A balada do Sr. Júlio

Falar numa «arquitectura madeirense» ou de inspiração regional, não passa de pura ficção

12 Fev 2019 / 02:00 H.

No dia 10 de Janeiro de 1890, em carta endereçada ao jornal inglês The Building News, o arquitecto Somers Clarke, contratado pela família Reid para fazer o projecto daquele que hoje todos conhecemos como o Reid’s Hotel, fez um relato bastante crítico da construção civil na ilha, personificado na figura do Sr. Júlio, o construtor local encarregado da obra. Com a usual sobranceria da mentalidade britânica então vigente, Clarke desfiou na sua carta um extenso rosário de queixas, entre as quais se destacava o problema das varandas dos quartos, cujo considerável balanço o tinha levado a propor uma solução em betão e ferro laminado.

O problema revelara-se insolúvel «nesse país que a seguir à Turquia era, provavelmente, o mais atrasado da Europa», e onde ele, Somers Clarke, se vira forçado a trabalhar em condições semelhantes àquelas em que os seus «antepassados tinham trabalhado em Inglaterra há uns 250 anos atrás». Aparentemente, o iletrado Sr. Júlio (que, imagine-se! «não falava inglês») tinha resolvido o problema das varandas utilizando grandes lajes de cantaria que, uma vez içadas para o devido local, dispensavam os apoios em ferro previstos pelo arquitecto.

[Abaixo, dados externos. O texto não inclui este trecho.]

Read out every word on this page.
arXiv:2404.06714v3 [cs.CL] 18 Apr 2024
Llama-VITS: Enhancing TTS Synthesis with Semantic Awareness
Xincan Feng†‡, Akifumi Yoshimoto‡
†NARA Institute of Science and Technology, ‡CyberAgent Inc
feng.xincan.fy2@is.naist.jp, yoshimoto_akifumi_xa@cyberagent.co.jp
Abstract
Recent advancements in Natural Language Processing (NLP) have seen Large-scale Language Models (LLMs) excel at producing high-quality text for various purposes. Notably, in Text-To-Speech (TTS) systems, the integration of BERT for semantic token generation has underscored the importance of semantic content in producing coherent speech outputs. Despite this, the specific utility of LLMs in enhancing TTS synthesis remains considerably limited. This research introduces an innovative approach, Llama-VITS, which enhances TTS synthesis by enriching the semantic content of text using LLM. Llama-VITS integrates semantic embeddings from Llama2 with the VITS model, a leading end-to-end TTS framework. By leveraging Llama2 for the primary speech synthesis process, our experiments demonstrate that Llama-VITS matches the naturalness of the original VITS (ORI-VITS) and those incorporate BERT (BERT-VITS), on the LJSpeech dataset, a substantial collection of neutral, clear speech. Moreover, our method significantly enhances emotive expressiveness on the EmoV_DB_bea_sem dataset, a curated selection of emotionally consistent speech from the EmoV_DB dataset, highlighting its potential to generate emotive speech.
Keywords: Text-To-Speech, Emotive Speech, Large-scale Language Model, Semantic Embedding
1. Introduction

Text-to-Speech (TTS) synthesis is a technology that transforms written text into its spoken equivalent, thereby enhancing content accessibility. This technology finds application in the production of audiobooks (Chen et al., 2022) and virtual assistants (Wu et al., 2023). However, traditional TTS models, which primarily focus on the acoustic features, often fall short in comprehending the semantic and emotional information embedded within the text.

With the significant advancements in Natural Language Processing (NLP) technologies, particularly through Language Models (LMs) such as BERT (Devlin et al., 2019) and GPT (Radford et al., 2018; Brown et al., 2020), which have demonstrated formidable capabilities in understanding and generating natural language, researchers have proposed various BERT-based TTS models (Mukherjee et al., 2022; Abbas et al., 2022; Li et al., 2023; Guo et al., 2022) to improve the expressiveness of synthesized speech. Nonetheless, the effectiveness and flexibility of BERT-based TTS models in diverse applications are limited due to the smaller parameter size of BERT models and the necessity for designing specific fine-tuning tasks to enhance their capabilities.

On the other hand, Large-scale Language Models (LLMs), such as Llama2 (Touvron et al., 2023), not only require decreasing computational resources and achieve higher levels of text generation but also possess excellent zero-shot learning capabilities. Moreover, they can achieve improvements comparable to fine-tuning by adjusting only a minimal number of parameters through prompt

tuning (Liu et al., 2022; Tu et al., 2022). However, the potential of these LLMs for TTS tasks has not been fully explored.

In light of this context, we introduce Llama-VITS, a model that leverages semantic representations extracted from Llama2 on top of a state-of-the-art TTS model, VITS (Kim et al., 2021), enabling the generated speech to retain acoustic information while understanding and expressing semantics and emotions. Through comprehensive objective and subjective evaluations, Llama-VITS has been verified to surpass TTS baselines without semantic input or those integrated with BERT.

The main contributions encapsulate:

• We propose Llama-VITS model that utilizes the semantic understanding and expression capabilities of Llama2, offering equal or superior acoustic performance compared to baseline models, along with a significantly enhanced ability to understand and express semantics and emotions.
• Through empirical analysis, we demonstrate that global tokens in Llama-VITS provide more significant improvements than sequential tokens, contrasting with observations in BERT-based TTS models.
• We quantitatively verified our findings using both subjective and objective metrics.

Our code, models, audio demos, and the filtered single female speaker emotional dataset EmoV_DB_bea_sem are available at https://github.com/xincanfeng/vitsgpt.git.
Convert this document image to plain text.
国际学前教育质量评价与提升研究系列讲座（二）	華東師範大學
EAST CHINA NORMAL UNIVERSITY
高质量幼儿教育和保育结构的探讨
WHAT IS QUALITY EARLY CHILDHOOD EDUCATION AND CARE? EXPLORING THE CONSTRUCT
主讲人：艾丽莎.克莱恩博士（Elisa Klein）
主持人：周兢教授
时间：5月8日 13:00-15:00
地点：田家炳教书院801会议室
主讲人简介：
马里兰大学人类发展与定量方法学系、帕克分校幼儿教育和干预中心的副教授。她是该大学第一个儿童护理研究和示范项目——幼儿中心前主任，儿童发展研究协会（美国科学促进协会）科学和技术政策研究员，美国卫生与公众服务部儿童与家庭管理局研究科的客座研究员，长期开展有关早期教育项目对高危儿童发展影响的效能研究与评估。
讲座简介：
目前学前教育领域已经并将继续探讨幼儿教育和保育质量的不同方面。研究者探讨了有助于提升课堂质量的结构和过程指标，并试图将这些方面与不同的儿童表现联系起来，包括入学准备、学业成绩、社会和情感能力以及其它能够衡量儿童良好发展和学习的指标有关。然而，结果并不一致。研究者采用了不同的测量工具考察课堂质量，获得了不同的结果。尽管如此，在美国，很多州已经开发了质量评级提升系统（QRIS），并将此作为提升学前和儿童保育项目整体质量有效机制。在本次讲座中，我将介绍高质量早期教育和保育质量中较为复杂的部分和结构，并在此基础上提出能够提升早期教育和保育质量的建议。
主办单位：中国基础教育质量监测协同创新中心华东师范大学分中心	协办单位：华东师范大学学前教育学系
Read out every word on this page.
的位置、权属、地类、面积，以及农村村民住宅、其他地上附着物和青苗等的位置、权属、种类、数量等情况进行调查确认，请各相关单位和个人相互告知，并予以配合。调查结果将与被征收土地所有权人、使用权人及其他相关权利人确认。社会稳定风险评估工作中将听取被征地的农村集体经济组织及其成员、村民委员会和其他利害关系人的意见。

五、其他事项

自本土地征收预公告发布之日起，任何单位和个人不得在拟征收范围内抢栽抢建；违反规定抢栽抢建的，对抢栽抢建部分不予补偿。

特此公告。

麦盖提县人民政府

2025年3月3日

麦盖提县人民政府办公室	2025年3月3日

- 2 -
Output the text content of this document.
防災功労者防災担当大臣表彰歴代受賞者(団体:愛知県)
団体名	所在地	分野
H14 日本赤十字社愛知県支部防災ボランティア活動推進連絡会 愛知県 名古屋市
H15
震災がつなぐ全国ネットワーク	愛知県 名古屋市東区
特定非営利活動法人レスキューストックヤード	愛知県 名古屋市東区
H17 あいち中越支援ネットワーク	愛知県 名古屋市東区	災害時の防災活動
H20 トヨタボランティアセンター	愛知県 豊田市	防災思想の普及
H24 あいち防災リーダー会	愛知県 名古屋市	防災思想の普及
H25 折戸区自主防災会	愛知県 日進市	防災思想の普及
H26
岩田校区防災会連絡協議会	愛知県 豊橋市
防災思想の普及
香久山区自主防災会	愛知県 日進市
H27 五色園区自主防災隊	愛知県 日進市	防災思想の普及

Clarke não compreendeu, ou não quis compreender, que a solução do construtor local era que se aplicava a todas as varandas tradicionais do Funchal há mais de 200 anos (e a que, tal como hoje podemos constatar, viria a prevalecer no hotel).

Mas a verdade é que, apesar de tanta queixa, o arquitecto inglês acabou por reconhecer que, nessa indústria de construção em que as gruas eram desconhecidas; em que «as pedras para construir as paredes chegavam ao estaleiro às costas de um burro, e na obra eram carregadas à mão, uma a uma, pelos operários»; em que os bons estucadores tinham desaparecido; e em que as taxas de alfândega sobre materiais importados eram elevadíssimas; nem tudo era atrasado e inepto. Pasme-se!, na sua opinião, as paredes construídas na rija alvenaria de pedra basáltica da região, constituíam, a excepção: «espessas e sólidas paredes que bem gostaríamos de ver construídas no nosso país» (transcrevo do original, para que os tetranetos do Sr. Júlio, que já sabem falar inglês, não duvidem do que aqui está escrito: «thick and solid walls, which one longs to transfer to this country»).

Hoje não existem senhores Júlios, isto é, construtores locais. A indústria rege-se pelas mesmas normas em todo o território nacional e, na Madeira, os materiais e técnicas utilizados, à excepção da cantaria basáltica (excepcionalmente cara!), são todos importados. É por isso que falar numa «arquitectura madeirense» ou de inspiração regional, não passa de pura ficção, tão legítima, aliás, como seria falar de uma arquitectura inspirada no classicismo grego, no construtivismo russo ou nas cápsulas de café nespresso. E é por isso, também, que preservar as paredes e varandas que os senhores Júlios nos deixaram ao longo dos últimos séculos é hoje tão importante. Quem sabe o que irão pensar as gerações futuras dessas nobres paredes de pedra que os nossos antepassados arrancaram, à força de braços, do rude solo da ilha, como se quiseseem desafiar a corrente do tempo e do esquecimento?